In August 1576, bubonic plague broke out in Milan, spreading across Lombardy and not coming to an end until 1578. Instead of escaping with the governor and the rich, Borromeo stayed and organized a nursing service and shelters for the sick. He also visited lazar houses, which no one else dared to enter. “He fears nothing,” said a Capuchin who knew him. “It is useless trying to frighten him.” Convinced that the epidemic was a punishment sent by God, he went every day on processions of atonement, through streets littered with putrid corpses and dying men and women, barefoot, with a rope around his neck and carrying a life-sized crucifix.
Throughout his life, Caravaggio can have known nothing more ghastly than the “Plague of San Carlo,” whose symptoms were shivering, shortness of breath, and a sense of unease, followed by a burning fever, purple tumors, and finally delirium. Fermo’s family lived in daily fear of being dragged off to a lazar house and ending in a plague pit. There were officials, robed in dingy scarlet, whose job it was to remove the sick and the dead, their carts heaped high with naked bodies and preceded by men who rang bells to warn of their approach. Throughout the stricken city, greasy smoke rose from the bonfires of infected clothes, dirty bedding, and discarded bandages. Houses were nailed up and marked with crosses to show that there were corpses inside. Everywhere was the all-pervading stench of putrefaction.
It was later believed that seventeen thousand died at Milan, and at least another seven thousand in the surrounding countryside. Agriculture and commerce collapsed. No one dared to work in the fields or the shops for fear of meeting the infected. A severe famine broke out. The archbishop
sold what was left of his gold and silver plate to buy food for the starving, ordering his servants to make clothes for the naked out of his tapestries.

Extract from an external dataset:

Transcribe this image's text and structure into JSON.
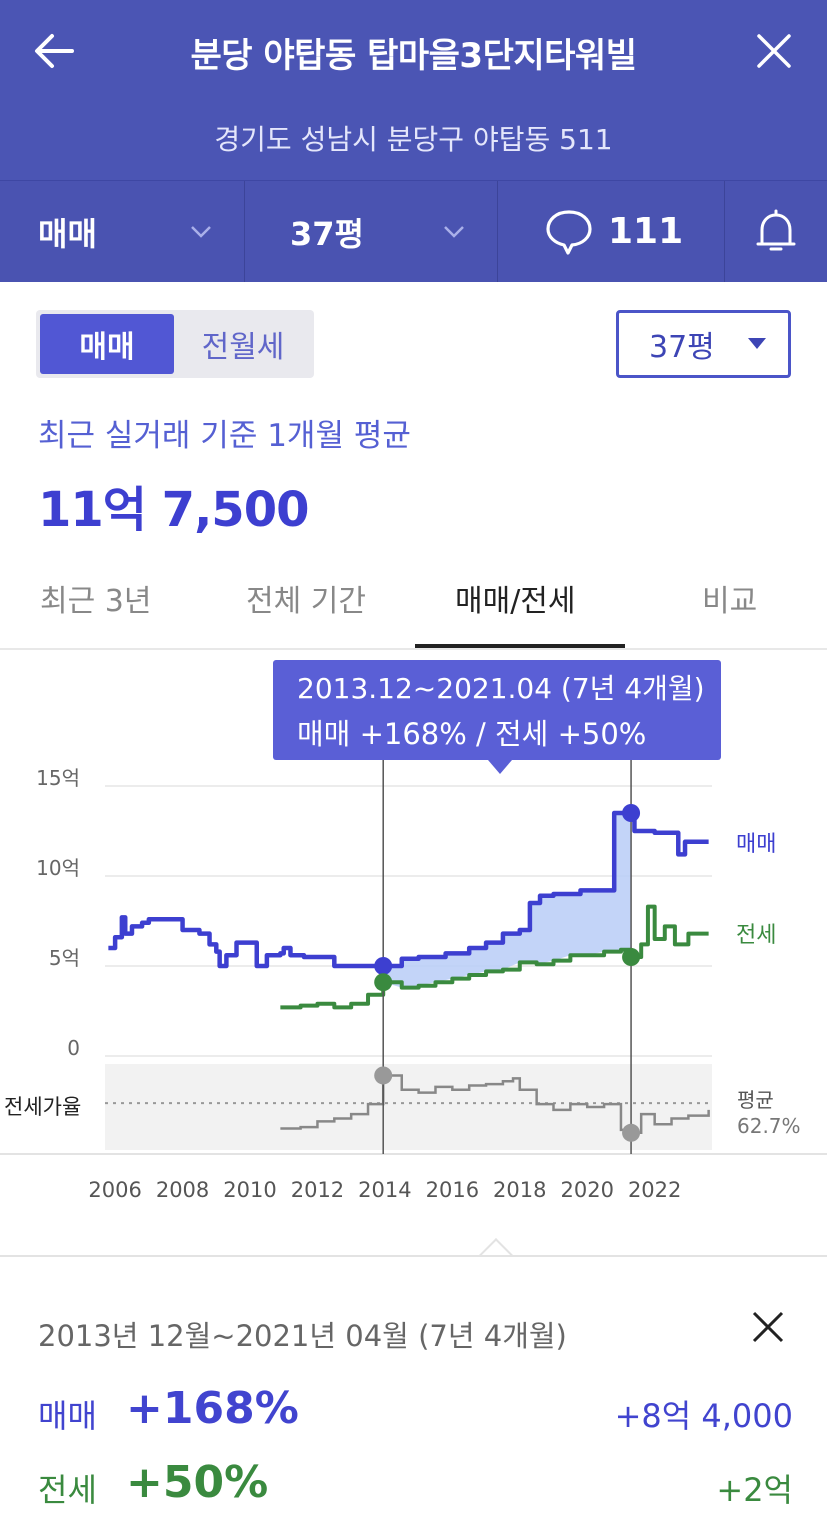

Many of Fermo’s friends and neighbors must have been among the dead. During the summer of 1577 Fermo and his family finally managed to escape to their house at the Porta Folceria in Caravaggio, but the plague followed them. Presumably most of the town’s inhabitants ran away to live in the open country, but unfortunately the Merisi were not among them. Fermo died of the pestilence on 20 October 1577, without even time to make a will. Besides his father, Caravaggio lost his grandfather and his uncle, struck down on the same day as Fermo.
Caravaggio was six. All the men in his family had died, suddenly and horribly, after fourteen months of terror. The child can never have forgotten the doleful warning rung by the bellmen, or the sound made by the wheels of the dead cart as it trundled past his parents’ house in Milan, or when it came to take away his father’s corpse. Death appeared very early in Caravaggio’s life. He was shaped by the plague.